URL1 = 'https://www.google.com/finance/option_chain?q=%s%s&output=json'
URL2 = 'https://www.google.com/finance/option_chain?q=%s%s&output=json&expy=%d&expm=%d&expd=%d'
And finally the download function itself, which proceeds through the following steps for a specified ticker symbol:
- downloads summary data;
- extracts expiration dates from the summary data and downloads the options data for each of those dates;
- concatenates these data into a single structure, neatens up the column names and selects a subset.
getOptionQuotes <- function(symbol, exchange = NA) {
exchange = ifelse(is.na(exchange), "", paste0(exchange, ":"))
#
url = sprintf(URL1, exchange, symbol)
#
chain = tryCatch(fromJSON(fixJSON(getURL(url))), error = function(e) NULL)
#
if (is.null(chain)) stop(sprintf("retrieved document is not JSON. Try opening %s in your browser.", url))
#
# Iterate over the expiry dates
#
options = mlply(chain$expirations, function(y, m, d) {
url = sprintf(URL2, exchange, symbol, y, m, d)

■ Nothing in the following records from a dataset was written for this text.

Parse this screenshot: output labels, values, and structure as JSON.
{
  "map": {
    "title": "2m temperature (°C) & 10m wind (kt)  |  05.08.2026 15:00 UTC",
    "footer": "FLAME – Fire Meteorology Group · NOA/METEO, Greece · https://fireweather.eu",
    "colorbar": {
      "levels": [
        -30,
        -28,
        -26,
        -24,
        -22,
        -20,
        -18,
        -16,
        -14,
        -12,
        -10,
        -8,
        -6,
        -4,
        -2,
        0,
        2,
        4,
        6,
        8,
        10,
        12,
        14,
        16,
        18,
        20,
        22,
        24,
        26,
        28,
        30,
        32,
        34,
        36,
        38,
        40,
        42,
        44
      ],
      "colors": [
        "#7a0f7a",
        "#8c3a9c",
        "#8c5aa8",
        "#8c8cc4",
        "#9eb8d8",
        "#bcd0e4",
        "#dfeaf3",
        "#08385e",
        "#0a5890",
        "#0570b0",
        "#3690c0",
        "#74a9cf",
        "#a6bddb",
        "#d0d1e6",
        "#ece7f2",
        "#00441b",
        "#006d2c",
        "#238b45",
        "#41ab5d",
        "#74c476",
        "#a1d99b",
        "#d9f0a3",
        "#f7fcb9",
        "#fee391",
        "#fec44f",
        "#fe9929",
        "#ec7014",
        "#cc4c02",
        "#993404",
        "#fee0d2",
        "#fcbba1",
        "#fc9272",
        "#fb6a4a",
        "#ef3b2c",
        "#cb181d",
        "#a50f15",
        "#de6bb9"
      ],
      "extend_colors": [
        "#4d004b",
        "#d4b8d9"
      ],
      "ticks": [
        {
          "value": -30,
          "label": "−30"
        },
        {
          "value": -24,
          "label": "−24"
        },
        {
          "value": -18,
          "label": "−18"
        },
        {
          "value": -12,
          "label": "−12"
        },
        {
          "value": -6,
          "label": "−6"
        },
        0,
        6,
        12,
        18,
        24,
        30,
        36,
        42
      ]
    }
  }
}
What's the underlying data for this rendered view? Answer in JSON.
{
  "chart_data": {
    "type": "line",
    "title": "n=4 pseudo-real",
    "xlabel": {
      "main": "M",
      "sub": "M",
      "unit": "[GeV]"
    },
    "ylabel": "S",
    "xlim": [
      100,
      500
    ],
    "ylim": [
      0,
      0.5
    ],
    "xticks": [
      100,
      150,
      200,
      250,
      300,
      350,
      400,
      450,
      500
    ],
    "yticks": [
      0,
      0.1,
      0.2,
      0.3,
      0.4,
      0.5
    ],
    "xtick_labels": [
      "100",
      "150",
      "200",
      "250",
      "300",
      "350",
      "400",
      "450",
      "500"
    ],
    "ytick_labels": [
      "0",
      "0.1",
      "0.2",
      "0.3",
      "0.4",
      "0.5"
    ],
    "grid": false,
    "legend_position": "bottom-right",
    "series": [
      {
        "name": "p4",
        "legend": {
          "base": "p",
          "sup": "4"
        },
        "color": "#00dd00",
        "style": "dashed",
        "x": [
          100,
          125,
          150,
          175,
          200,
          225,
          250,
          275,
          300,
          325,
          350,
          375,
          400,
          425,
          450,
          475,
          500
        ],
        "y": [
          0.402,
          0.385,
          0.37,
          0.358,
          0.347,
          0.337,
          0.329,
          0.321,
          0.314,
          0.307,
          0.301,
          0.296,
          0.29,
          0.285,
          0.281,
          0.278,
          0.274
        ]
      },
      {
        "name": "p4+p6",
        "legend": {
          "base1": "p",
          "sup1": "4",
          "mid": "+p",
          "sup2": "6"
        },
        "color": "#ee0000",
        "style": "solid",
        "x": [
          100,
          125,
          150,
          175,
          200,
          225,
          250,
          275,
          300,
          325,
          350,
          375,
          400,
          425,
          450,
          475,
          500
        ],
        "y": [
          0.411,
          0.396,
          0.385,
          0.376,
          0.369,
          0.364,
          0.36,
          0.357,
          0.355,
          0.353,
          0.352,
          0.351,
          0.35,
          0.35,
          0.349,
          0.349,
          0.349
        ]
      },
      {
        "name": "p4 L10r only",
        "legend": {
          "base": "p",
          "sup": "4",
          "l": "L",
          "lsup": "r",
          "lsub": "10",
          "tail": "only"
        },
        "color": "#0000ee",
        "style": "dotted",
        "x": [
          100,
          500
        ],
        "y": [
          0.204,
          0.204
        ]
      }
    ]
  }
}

expiry = fromJSON(fixJSON(getURL(url)))
#
expiry$calls$type = "Call"
expiry$puts$type = "Put"
#
prices = rbind(expiry$calls, expiry$puts)
#
prices$expiry = sprintf("%4d-%02d-%02d", y, m, d)
prices$underlying.price = expiry$underlying_price
#
prices$retrieved = Sys.time()
#
prices
})
#
options = options[sapply(options, class) == "data.frame"]
#
# Concatenate data for all expiration dates and add in symbol column
#
options = cbind(data.frame(symbol), rbind.fill(options))
#
options = rename(options, c("p" = "premium", "b" = "bid", "a" = "ask", "oi" = "open.interest"))
#
for (col in c("strike", "premium", "bid", "ask")) options[, col] = suppressWarnings(as.numeric(options[, col]))

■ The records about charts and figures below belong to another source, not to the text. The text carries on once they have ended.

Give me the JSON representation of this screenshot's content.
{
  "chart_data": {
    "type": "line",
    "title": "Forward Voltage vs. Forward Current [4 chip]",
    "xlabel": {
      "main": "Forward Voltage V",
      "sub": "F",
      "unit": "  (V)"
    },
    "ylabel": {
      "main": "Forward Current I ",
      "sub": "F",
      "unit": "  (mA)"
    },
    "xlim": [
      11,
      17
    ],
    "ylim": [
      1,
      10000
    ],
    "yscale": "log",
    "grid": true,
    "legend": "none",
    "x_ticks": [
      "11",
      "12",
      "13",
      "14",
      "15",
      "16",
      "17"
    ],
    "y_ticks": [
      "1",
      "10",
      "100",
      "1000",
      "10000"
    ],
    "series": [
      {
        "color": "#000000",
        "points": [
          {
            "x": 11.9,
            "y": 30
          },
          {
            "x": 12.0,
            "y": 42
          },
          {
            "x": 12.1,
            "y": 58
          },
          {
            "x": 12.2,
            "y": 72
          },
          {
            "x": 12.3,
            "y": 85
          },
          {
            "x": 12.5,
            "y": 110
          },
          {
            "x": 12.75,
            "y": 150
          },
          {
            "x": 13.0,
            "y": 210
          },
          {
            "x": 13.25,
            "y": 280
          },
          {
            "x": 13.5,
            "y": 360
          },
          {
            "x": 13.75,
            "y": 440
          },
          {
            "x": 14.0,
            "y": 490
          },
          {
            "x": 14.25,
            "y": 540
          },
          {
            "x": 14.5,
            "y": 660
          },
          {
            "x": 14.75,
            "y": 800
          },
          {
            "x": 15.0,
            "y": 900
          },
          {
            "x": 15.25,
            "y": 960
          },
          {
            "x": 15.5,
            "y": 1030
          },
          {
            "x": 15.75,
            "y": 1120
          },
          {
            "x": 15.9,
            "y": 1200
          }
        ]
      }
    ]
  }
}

options[, "open.interest"] = suppressWarnings(as.integer(options[, "open.interest"]))
#
options[, c("symbol", "type", "expiry", "strike", "premium", "bid", "ask", "open.interest", "retrieved")]
}
Results
Let’s give it a whirl. (The data below were retrieved on Saturday 10 January 2015).
AAPL = getOptionQuotes("AAPL")
nrow(AAPL)
[1] 1442
This is what the resulting data look like, with all available expiration dates consolidated into a single table:
head(AAPL)
symbol type expiry strike premium bid ask open.interest retrieved
1 AAPL Call 2015-08-28 70 36.00 35.50 37.00 0 2015-08-22 10:03:19
2 AAPL Call 2015-08-28 75 NA 29.95 31.95 0 2015-08-22 10:03:19
3 AAPL Call 2015-08-28 80 27.20 25.50 27.05 10 2015-08-22 10:03:19
4 AAPL Call 2015-08-28 85 23.27 20.70 21.75 482 2015-08-22 10:03:19
5 AAPL Call 2015-08-28 90 16.60 16.00 16.85 605 2015-08-22 10:03:19
6 AAPL Call 2015-08-28 91 15.85 15.15 16.30 0 2015-08-22 10:03:19
tail(AAPL)
symbol type expiry strike premium bid ask open.interest retrieved
1043 AAPL Put 2017-01-20 170 59.40 63.30 66.45 1275 2015-08-22 10:03:30
1044 AAPL Put 2017-01-20 175 71.00 68.30 71.25 2213 2015-08-22 10:03:30
1045 AAPL Put 2017-01-20 180 68.80 72.95 76.45 808 2015-08-22 10:03:30
1046 AAPL Put 2017-01-20 185 73.55 77.75 81.15 1478 2015-08-22 10:03:30
1047 AAPL Put 2017-01-20 190 78.30 82.50 85.35 2306 2015-08-22 10:03:30
1048 AAPL Put 2017-01-20 195 88.50 87.35 90.25 7808 2015-08-22 10:03:30
To get an idea of what the data looks like we can generate a couple of plots. Below is the Open Interest as a function of Strike Price across all expiration dates. The underlying price is indicated by the vertical dashed line. As one might expect, the majority of interest is associated with the next expiration date on 17 January 2015.
It’s pretty clear that this is not the optimal way to look at these data and I would be extremely interested to hear from anybody with a suggestion for a better visualisation. Trying to look at all of the expiration dates together is probably the largest problem, so let’s focus our attention on those options which expire on 17 January 2015. Again the underlying price is indicated by a vertical dashed line.
This is the first time that I have seriously had a look at options data, but I will now readily confess to being intrigued. Having the data readily available, there is no reason not to explore further. Details to follow.